Verwerfung II: Verwerfung des Einspruchs trotz Entbindung, oder: Man fasst es nicht

Die zweite Entscheidung kommt heute vom OLG Stuttgart. Es ist der OLG Stuttgart, Beschl. v. 24.09.2018 – 2 Rb 24 Ss 835/18. Das ist eine dieser Entscheidunge, bei denen man – wenn man den zugrunde liegenden Sachverhalt – liest, meint: Das gibt es doch eigentlich nicht. was? Nun, ein Verwerfungsurteil nach § 74 Abs. 2 OWiG, obwohl der Betroffene von seiner Anwesenheitspflicht entbunden war. Doch gibt es: Hier wurde der Betroffene am 12.12.2017 vom Erscheinen entbunden und am 13.12.2017 wurde dann verworfen.

Zu Recht rügt der Betroffene die Verletzung rechtlichen Gehörs.

„Bei Verwerfung des Einspruchs kann gerügt werden, dass das Amtsgericht zu Unrecht den Einspruch wegen unentschuldigten Ausbleibens verworfen hat, weil die Voraussetzun­gen hierfür nicht gegeben waren (Göhler, 17. Auflage, OWiG § 74 Rn. 48a).

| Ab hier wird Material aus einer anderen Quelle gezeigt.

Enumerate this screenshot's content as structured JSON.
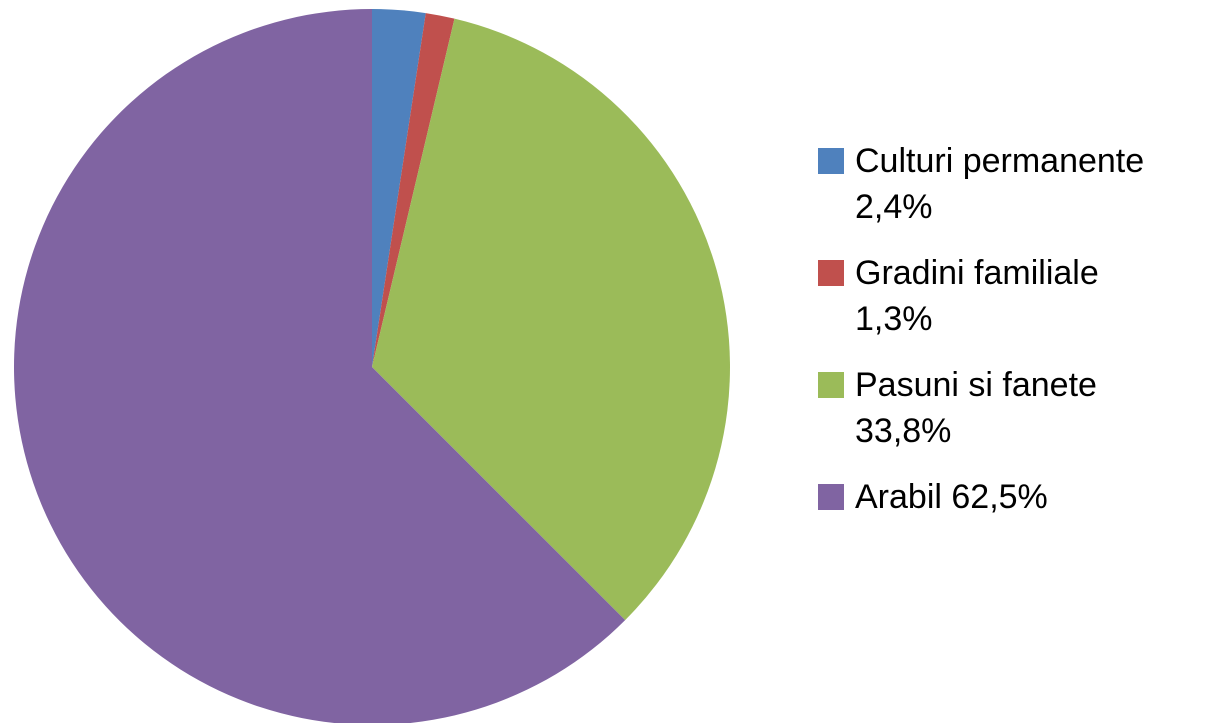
{
  "chart_data": {
    "type": "pie",
    "categories": [
      "Culturi permanente 2,4%",
      "Gradini familiale 1,3%",
      "Pasuni si fanete 33,8%",
      "Arabil 62,5%"
    ],
    "values": [
      2.4,
      1.3,
      33.8,
      62.5
    ],
    "colors": [
      "#4f81bd",
      "#c0504d",
      "#9bbb59",
      "#8064a2"
    ],
    "legend": "right"
  }
}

Eine Verwer­fung des Einspruchs ist nur bei unerlaubter Abwesenheit des Betroffenen – nicht bei Abwe­senheit des vertretungsberechtigten Verteidigers – möglich (Göhler a.a.O. § 74 Rn. 19). Für die Gehörsrüge muss bei Verwerfung des Einspruchs der vom persönlichen Erschei­nen entbundene Betroffene darlegen, welcher Sachvortrag infolge der fehlerhaften Ein­spruchsbegründung unberücksichtigt geblieben ist (Göhler a.a.O. § 80 Rn. 16c). Die erho­bene Verfahrensrüge entspricht diesen Erfordernissen. Der Betroffene hat insbesondere die schon im Rahmen des Antrags auf Entbindung vom persönlichen Erscheinens ange­brachten Einwendungen vorgetragen und dargelegt, dass diese unberücksichtigt blieben. Nach § 74 Abs. 1 Satz 1 OWiG ist die Verhandlung in Abwesenheit des Betroffenen durch­zuführen, wenn er nicht erschienen ist und vom persönlichen Erscheinen entbunden war. Nach § 74 Abs. 1 Satz 2 OWiG sind u. a. schriftliche Erklärungen des Betroffenen durch Mitteilung ihres wesentlichen Inhalts oder durch Verlesung in die Hauptverhandlung einzufüh­ren. Hierunter fallen auch die in einem Schriftsatz eines Verteidigers vorgetragenen Anga­ben des Betroffenen, wenn beide nicht anwesend sind und der Verteidiger bei den schriftsätzlich vorgetragenen Angaben Verteidigungsvollmacht hatte (Göhler a.a.O. § 74 Rn. 11a). Auch diese Voraussetzungen wurden ausreichend mit der Verfahrensrüge vorgetra­gen.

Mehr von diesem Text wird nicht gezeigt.